Pantoliano, who appeared in such major films as Risky Business, The Matrix, Memento and The Fugitive, as well as being a regular on The Sopranos, explained that his strong to desire to be an actor centered, in large part, on his need to eschew his uncomfortable feelings. “I was born with a small hole in my heart the size of God,” he said. “I used to think that if I can become an actor … I wouldn’t be depressed anymore.”
“It was only when I started to turn successful that I turned to drugs and alcohol,” he said, “because I was treating an undiagnosed pain that I didn’t want to feel.” As often happens with addicts, he tried a variety of substances and behaviors in an effort to assuage the pain “and control anxiety,” but with no great results.
“My first drug of choice was food,” he said, “and I ate to feel better … (Later) I started starving myself the way I ate, and that created a feeling of euphoria.
Pantoliano’s daughters also appeared in the film, sharing their experiences of living with Pantoliano when he was in the throes of his illness, as well as adding some lighter moments to the film.
“When you were depressed you kept buying dogs,” his daughter, Isabella, told him. “That’s why we have so many.”
Pantoliano’s wife, Nancy, who also appeared in the film, was also on hand at the screening, sharing a spouse’s perspective on how his illness affected the household. “We had four cats and four dogs at one time, and then 10 dogs,” he said, thanks to an unplanned canine pregnancy. “He was not allowed to go out and buy food anymore because then he would come back with a dog.”
“I was the wife of a famous actor,” she said. “I had been a model, so I had nothing to complain about.” Yet as her husband’s condition grew worse, she began to feel more isolated and unsure of how to deal with him. “It was a relief when all of this came out,” she said.
The film also featured some brief appearances by familiar names, including Marcia Gay Harden, who remarked on PTSD among American service people as being “a plague … How can we send our men and women into war for whatever reasons, but then not support them on the way home?” she said. “It makes no sense.”
A significant amount of the message surrounding the film dealt with the disparity in funds spent on mental illness, compared to other ailments. “Our brains are not getting the same constitutional parody as our liver, or as our gall bladder, which doesn’t even have a job anymore,” Pantoliano said.

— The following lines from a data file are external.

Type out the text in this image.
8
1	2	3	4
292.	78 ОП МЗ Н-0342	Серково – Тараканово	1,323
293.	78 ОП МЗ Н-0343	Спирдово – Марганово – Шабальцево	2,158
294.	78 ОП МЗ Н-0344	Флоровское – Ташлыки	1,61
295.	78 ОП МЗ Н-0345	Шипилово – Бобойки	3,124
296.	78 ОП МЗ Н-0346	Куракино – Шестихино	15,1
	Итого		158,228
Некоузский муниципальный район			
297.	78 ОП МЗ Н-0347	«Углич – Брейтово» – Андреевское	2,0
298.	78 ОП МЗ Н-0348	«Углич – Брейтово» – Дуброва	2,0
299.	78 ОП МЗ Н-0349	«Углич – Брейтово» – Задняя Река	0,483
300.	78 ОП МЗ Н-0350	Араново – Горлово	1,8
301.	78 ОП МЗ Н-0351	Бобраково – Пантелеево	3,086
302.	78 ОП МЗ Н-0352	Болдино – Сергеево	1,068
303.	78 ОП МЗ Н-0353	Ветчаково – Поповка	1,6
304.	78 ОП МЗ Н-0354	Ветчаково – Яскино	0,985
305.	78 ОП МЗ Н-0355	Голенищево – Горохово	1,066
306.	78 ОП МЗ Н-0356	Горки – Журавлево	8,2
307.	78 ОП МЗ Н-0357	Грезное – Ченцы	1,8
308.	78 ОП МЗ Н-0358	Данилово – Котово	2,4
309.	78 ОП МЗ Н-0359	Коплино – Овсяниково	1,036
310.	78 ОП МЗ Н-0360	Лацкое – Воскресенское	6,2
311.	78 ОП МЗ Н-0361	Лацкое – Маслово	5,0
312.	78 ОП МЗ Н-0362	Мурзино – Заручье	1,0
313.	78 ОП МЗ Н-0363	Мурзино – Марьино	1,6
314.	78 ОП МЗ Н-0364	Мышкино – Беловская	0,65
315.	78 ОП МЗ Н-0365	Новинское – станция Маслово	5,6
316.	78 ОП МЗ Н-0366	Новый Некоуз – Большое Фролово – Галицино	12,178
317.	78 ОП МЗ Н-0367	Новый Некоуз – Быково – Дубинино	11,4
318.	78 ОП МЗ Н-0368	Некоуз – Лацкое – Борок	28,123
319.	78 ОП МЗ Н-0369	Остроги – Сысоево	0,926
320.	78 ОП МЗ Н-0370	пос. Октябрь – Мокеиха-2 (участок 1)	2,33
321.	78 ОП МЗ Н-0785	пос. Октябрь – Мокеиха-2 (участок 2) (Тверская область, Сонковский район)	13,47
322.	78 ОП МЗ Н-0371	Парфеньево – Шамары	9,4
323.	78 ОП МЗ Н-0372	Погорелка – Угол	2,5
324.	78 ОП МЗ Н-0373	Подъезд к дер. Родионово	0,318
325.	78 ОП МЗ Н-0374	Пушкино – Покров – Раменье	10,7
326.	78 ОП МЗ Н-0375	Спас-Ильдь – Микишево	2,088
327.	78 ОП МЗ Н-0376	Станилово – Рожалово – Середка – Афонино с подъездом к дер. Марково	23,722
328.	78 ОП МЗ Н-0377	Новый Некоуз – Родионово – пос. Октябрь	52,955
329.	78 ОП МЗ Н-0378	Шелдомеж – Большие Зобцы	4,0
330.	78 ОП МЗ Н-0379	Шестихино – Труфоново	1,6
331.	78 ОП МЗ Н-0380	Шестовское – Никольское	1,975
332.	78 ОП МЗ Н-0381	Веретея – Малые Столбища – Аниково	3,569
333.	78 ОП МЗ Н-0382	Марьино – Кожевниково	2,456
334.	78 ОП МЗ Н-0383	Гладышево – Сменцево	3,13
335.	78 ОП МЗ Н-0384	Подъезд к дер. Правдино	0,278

“My need to perform has been diminished by my recovery,” said Pantoliano, who has also authored two books in the last few years — Who’s Sorry Now? and Asylum: Hollywood Tales from My Great Depression: Brain Dis-Ease, Recovery, and Being My Mother’s Son—and actively tours for speaking engagements with No Kidding, Me Too!
Pantoliano writes of his nonprofit, “Our goal is to educate the public about the wonderful possibilities that exist when we break down the social barriers which hold us all back because we treat those afflicted with mental illness differently — we label them and isolate them. What we passionately want to accomplish is to relieve the weight of millions of people who suffer this isolation.”
“Now there are other celebrities — and sometimes the celebrities are the voices that people are going to hear, who are coming out of rehabs and saying it was from depression,” or other mental illnesses,” he said, helping reduce the stigma of brain disease and “dis-ease … It’s going to take some time and the awareness has to keep happening.”